À tout le moins, le principe des consultations citoyennes fait flores. Pour autant, sommes-nous consultés à propos de toutes les questions importantes, par exemple au sujet de la pertinence d’introduire de nouveaux objets “intelligents” dans notre environnement ?
Considérons, à titre d’illustration, la très actuelle “Stratégie mondiale pour la santé numérique” de l’OMS qui promeut l’utilisation à vaste échelle, dans le domaine de la santé, des technologies numériques comme l’Internet des objets, l’apprentissage automatique, l’intelligence artificielle (IA), l’informatique de pointe, l’analyse des mégadonnées, la robotique. Ou tournons-nous vers le récent rapport “Notre programme commun” des Nations Unies, dont une des principales recommandations préconise de réinventer l’éducation grâce au numérique et de faire de l’accès universel à Internet rien de moins qu’un droit humain fondamental. Nous pourrions encore mentionner les technologies permettant de supprimer ou de rétrograder certains contenus et d’accroître la visibilité de sources présentées comme faisant autorité, technologies utilisées dans le cadre de la lutte contre la désinformation. Ces devenirs techniques font-ils l’objet de vastes débats démocratiques suffisamment informés ? De façon plus générale, comment institutionnaliser le débat public dans notre société, dans les institutions de recherche, dans les institutions politiques, mais aussi dans les entreprises ? Notre conception de la démocratie permet-elle de faire remonter toutes les voix et de garantir les droits de chacun et chacune ?
À côté d’innovations porteuses d’espoir et de progrès social, d’autres innovations techniques et domaines de recherche, comme la manipulation génétique ou les implants cérébraux, suscitent des craintes légitimes.
Dans son récent livre intitulé Le cerveau Implanté : penser l’homme à l’ère des implants cérébraux (2), le philosophe Éric Fourneret, de l’Université Catholique de Lille, s’interroge au sujet de ces implants cérébraux de plus en plus perfectionnés, permettant notamment de connecter le cerveau à des ordinateurs équipés d’intelligences artificielles. “Que devient l’Homme si son cerveau fonctionne avec un dispositif électronique intelligent implanté ?”, s’interroge-t-il. Que signifie être humain lorsque de telles hybridations entre le vivant et la machine sont entreprises ? La réponse à cette question ne nécessite-t-elle pas un débat de société qui tienne compte des points de vue de toutes les parties, sans privilégier a priori celui de l’ingénieur, du médecin ou de l’entrepreneur ?
L’IA fascine, mais pouvons-nous lui déléguer la compétence de décider à notre place ? Les “Big tech” sont en effet devenues à ce point puissantes que l’IA modèle déjà nos manières de penser et de nous comporter.

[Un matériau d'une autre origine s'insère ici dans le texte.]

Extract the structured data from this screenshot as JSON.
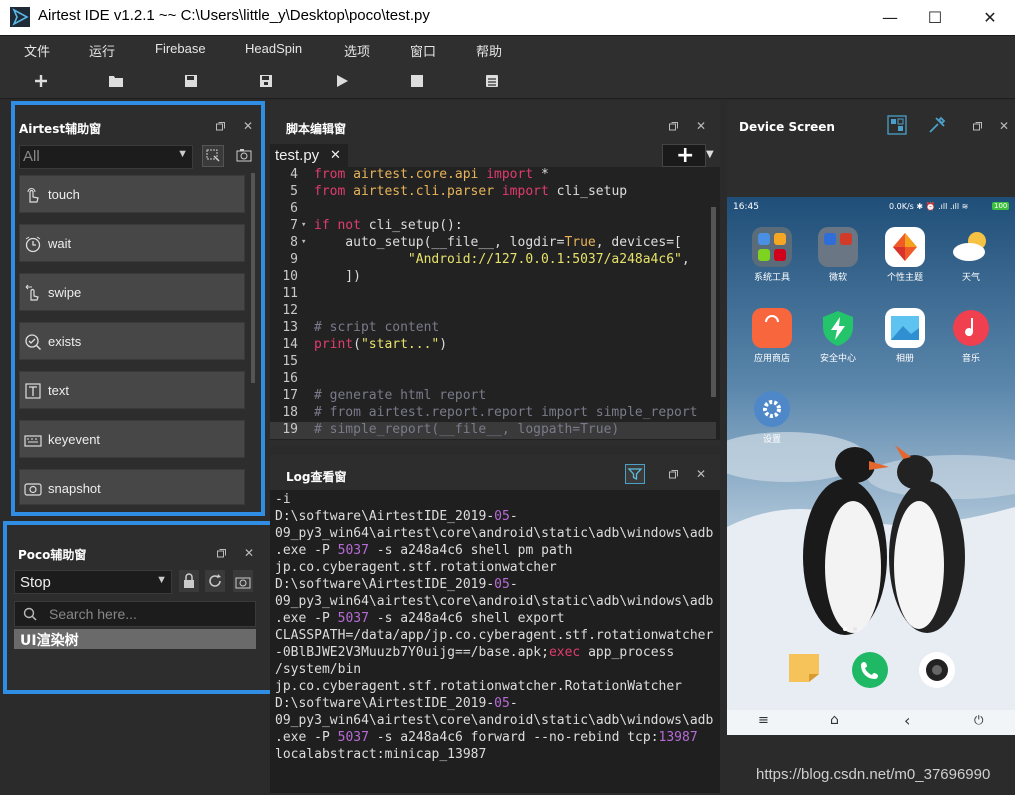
{
  "window": {
    "title": "Airtest IDE v1.2.1 ~~ C:\\Users\\little_y\\Desktop\\poco\\test.py",
    "minimize": "—",
    "maximize": "☐",
    "close": "✕"
  },
  "menu": [
    "文件",
    "运行",
    "Firebase",
    "HeadSpin",
    "选项",
    "窗口",
    "帮助"
  ],
  "toolbar": {
    "icons": [
      "new-file-icon",
      "open-folder-icon",
      "save-icon",
      "save-as-icon",
      "play-icon",
      "stop-icon",
      "report-icon"
    ]
  },
  "airtest_panel": {
    "title": "Airtest辅助窗",
    "filter_value": "All",
    "actions": [
      "touch",
      "wait",
      "swipe",
      "exists",
      "text",
      "keyevent",
      "snapshot"
    ]
  },
  "poco_panel": {
    "title": "Poco辅助窗",
    "mode_value": "Stop",
    "search_placeholder": "Search here...",
    "tree_root": "UI渲染树"
  },
  "editor": {
    "title": "脚本编辑窗",
    "tab_label": "test.py",
    "tab_close": "✕",
    "add_label": "+"
  },
  "code_lines": [
    {
      "num": "4",
      "fold": "",
      "text": "from airtest.core.api import *"
    },
    {
      "num": "5",
      "fold": "",
      "text": "from airtest.cli.parser import cli_setup"
    },
    {
      "num": "6",
      "fold": "",
      "text": ""
    },
    {
      "num": "7",
      "fold": "▾",
      "text": "if not cli_setup():"
    },
    {
      "num": "8",
      "fold": "▾",
      "text": "    auto_setup(__file__, logdir=True, devices=["
    },
    {
      "num": "9",
      "fold": "",
      "text": "            \"Android://127.0.0.1:5037/a248a4c6\","
    },
    {
      "num": "10",
      "fold": "",
      "text": "    ])"
    },
    {
      "num": "11",
      "fold": "",
      "text": ""
    },
    {
      "num": "12",
      "fold": "",
      "text": ""
    },
    {
      "num": "13",
      "fold": "",
      "text": "# script content"
    },
    {
      "num": "14",
      "fold": "",
      "text": "print(\"start...\")"
    },
    {
      "num": "15",
      "fold": "",
      "text": ""
    },
    {
      "num": "16",
      "fold": "",
      "text": ""
    },
    {
      "num": "17",
      "fold": "",
      "text": "# generate html report"
    },
    {
      "num": "18",
      "fold": "",
      "text": "# from airtest.report.report import simple_report"
    },
    {
      "num": "19",
      "fold": "",
      "text": "# simple_report(__file__, logpath=True)"
    }
  ],
  "log": {
    "title": "Log查看窗",
    "lines": [
      "-i",
      "D:\\software\\AirtestIDE_2019-05-",
      "09_py3_win64\\airtest\\core\\android\\static\\adb\\windows\\adb",
      ".exe -P 5037 -s a248a4c6 shell pm path",
      "jp.co.cyberagent.stf.rotationwatcher",
      "D:\\software\\AirtestIDE_2019-05-",
      "09_py3_win64\\airtest\\core\\android\\static\\adb\\windows\\adb",
      ".exe -P 5037 -s a248a4c6 shell export",
      "CLASSPATH=/data/app/jp.co.cyberagent.stf.rotationwatcher",
      "-0BlBJWE2V3Muuzb7Y0uijg==/base.apk;exec app_process",
      "/system/bin",
      "jp.co.cyberagent.stf.rotationwatcher.RotationWatcher",
      "D:\\software\\AirtestIDE_2019-05-",
      "09_py3_win64\\airtest\\core\\android\\static\\adb\\windows\\adb",
      ".exe -P 5037 -s a248a4c6 forward --no-rebind tcp:13987",
      "localabstract:minicap_13987"
    ]
  },
  "device_panel": {
    "title": "Device Screen",
    "status_time": "16:45",
    "status_right": "0.0K/s ✱ ⏰ .ıll .ıll ≋",
    "battery": "100",
    "apps": [
      "系统工具",
      "微软",
      "个性主题",
      "天气",
      "应用商店",
      "安全中心",
      "相册",
      "音乐",
      "设置"
    ],
    "nav": [
      "≡",
      "⌂",
      "‹",
      "⏻"
    ]
  },
  "watermark": "https://blog.csdn.net/m0_37696990",
  "colors": {
    "highlight_border": "#2f8de4",
    "keyword": "#e03c6e",
    "module": "#e8b45a",
    "string": "#e6e26a",
    "comment": "#7a7a8a",
    "number": "#c678dd",
    "log_number": "#b66bd6"
  }
}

Non seulement des algorithmes dont nous ne savons rien nous inculquent ce qu’il faut savoir, voir et croire, mais en plus nos activités sont dirigées de telle sorte que nous alimentons des bases de données génératrices – toujours grâce à des algorithmes – de profits colossaux. Cette emprise des nouvelles technologies modifie l’humain, mais dans quel sens ?
À l’ère de l’intelligence artificielle et des neurotechnologies, des questions fondamentales émergent indéniablement et il conviendrait de se les poser collectivement. Ces questions n’émanent pas seulement de spécialistes, mais aussi de la société civile et concernent notre avenir à tous.
”Ce que nous dénonçons, précise Irénée Régnauld, ce ne sont pas les technologies en soi, mais les modalités de prises de décision. On critique les acteurs dominants qui s’organisent dans un contexte économique qui favorise la libre innovation sans demander l’avis des citoyens, des habitants ou des travailleurs.”
Le projet NHNAI
Pour répondre à ce besoin pressant de participation des acteurs sociétaux dans la réflexion sur les enjeux et sur les modes de régulation possibles des développements technologiques, une équipe de chercheurs de l’UNamur, au sein de l’Espace philosophique de Namur (Institut ESPHIN), a rejoint le projet NHNAI, acronyme pour “Nouvel humanisme à l’ère des neurosciences et de l’intelligence artificielle”. Ce projet international, qui articule le travail d’une dizaine d’équipes issues d’universités catholiques, trouve sa source dans la conviction que l’humanisme, qu’il interroge, est une composante fondamentale de toute analyse éthique et de tout projet de régulation. Dans un souci d’assurer un dialogue pluriel, il prévoit l’organisation, dans chaque pays partenaires, de débats citoyens thématiques ces échanges devraient réunir des acteurs de divers horizons, y compris des représentants de populations fragilisées victimes de la fracture numérique et des citoyens portant un regard critique sur les évolutions technologiques. L’objectif de ces échanges est plus particulièrement de réfléchir collectivement à l’avenir de l’éducation, de la santé et de la démocratie à l’ère des neurosciences et de l’IA (3).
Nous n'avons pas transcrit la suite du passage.